I am a bit reticent about calling Pam crazy. That moniker does trivialize the obvious grief that she carried onto our farm and plopped down in front of my bike creating an insurmountable obstacle for Thursday's ride. She lives in a world consumed by grief; a father who had passed stricken with cancer, a mother who is currently surviving cancer, and a circle of fellow travelers who suffer varied maladies. In the end, grief had consumed her and left her in a delirium, searching for answers.
She had come looking for a Messiah. Looking for the person who could change the course of world-wide agriculture with his secret farming techniques. How disappointing it must have been to find me; a person who after 10 years of stealing the labor of his family had given up? For whatever reason; knowledge, fevor, ability, fertility, zone 5 weather, I could not make a living farming. I turned the farming over to a row crop operation that utilizes a cornucopia of modern farming practices. I had sold out. I had succumbed to the greedy capitalist life style. For Pam, I had become the problem.
Three times, during our 2 hours together she broke down in tears and said "I am so disappointed. I had hoped so much that you had the answers and you don't." She was right. I do not have the answers she was looking for. I often find myself to be a disappointment to others. In my brief snippets of conversation, I tried to explain economics, yields, what society actually values, what she values. I wasn't very successful. I was most disappointed to find out that public schools were a failure 30 years ago. She had no framework to understand Genetically Modified Organizms. The idea of genes and how they control the functions and production of our cells were completely beyond her, and 30 years later education continues to provide a framework to understand the societal complexities.
Our topics were widely varied and confusing. She spoke of GMO's, Bt, DDT, cow poop, people poop, prostate cancer, lung cancer, liver cancer, thyroid cancer, iodine, nuclear medicine and morality. I further confused her with atrazine, anhydrous ammonia, gene splicing, Roger's theory on economic and societal stability, Roger's theories of risk analysis by those living in nursing homes.

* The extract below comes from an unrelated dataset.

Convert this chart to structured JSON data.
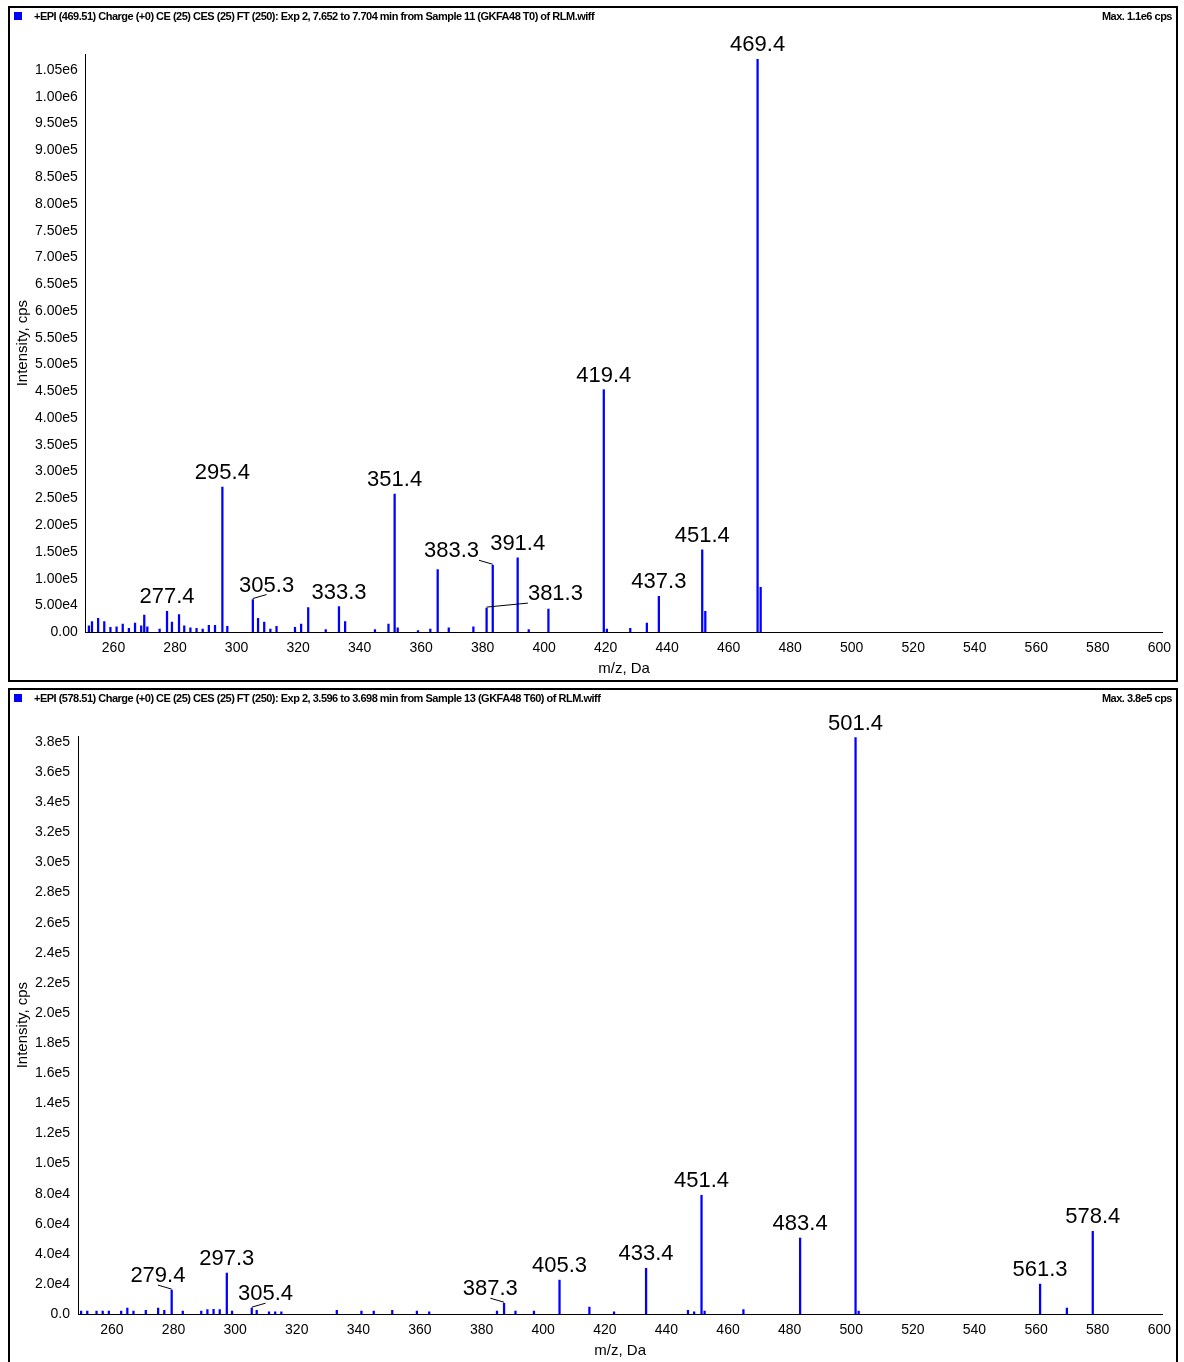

I tried all of my persuasive skills; active listening, sarcasm, hyperbole, logic, emotion, apology. Finally, after wearing down and watching her cry in despair from my lack of messianic attribute, I listened to Pam try to make one more emotional plea. "Did your father die of cancer?"

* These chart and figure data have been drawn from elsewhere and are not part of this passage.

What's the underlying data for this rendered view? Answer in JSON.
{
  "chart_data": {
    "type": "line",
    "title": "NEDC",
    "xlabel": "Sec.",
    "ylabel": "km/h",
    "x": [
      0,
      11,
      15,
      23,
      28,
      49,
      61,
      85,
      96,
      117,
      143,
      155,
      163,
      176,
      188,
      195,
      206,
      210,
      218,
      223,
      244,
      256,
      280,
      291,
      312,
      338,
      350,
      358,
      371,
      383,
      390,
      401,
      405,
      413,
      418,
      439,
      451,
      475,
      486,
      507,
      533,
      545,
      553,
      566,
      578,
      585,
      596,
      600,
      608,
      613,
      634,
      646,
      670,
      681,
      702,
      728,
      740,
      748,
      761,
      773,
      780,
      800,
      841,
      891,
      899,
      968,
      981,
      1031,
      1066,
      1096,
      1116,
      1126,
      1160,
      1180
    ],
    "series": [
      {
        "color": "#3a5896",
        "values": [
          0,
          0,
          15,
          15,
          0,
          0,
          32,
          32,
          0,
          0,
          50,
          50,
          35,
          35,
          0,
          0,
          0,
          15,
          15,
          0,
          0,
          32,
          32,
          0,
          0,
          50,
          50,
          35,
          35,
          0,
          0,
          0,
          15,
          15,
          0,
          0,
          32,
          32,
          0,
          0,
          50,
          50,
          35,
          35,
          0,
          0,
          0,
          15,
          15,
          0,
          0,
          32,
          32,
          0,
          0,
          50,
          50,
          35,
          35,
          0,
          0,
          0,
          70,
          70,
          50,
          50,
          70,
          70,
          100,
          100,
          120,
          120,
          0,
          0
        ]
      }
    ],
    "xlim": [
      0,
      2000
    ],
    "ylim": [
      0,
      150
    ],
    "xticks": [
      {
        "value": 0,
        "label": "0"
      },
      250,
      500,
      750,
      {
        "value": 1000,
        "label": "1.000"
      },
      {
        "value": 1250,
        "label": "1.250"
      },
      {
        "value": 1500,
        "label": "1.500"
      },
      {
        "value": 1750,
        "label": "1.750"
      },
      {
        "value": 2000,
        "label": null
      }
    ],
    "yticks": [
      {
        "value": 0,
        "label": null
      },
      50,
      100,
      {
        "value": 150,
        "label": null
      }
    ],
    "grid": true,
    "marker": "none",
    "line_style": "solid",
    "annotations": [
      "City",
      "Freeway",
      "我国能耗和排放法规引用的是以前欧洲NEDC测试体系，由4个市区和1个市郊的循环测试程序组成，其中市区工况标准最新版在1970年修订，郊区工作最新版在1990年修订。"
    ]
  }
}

"No he died from injuries suffered in a farming accident." "My father-in-law passed from a cancer probably attributed to chemical exposure."
"Really, what did you wife do about it?"
"Actually, it was quite beautiful. Bev spent a lot of the time left with her dad getting to know him more deeply; making connections before it was too late."
"No! What did she do after he died? Did she advocate against farm chemicals?"
Hoping that I could salvage a ride, I snapped with sarcasm. "No, she did none of that. She simply grieved and let him go. Obviously from you tone, you are morally superior to her. That must be a disappointment also." It was.
Even that didn't make her mad. I had another half an hour before I could detach from Pam. Why was she here? How could she live with the grief that consumed her? How myopic had that grief made her?
In the end? In the end, I have no idea what just happened. She came looking for answers that I could not provide, or answers she didn't want. I am not a guru. I could not help. I am not her messiah.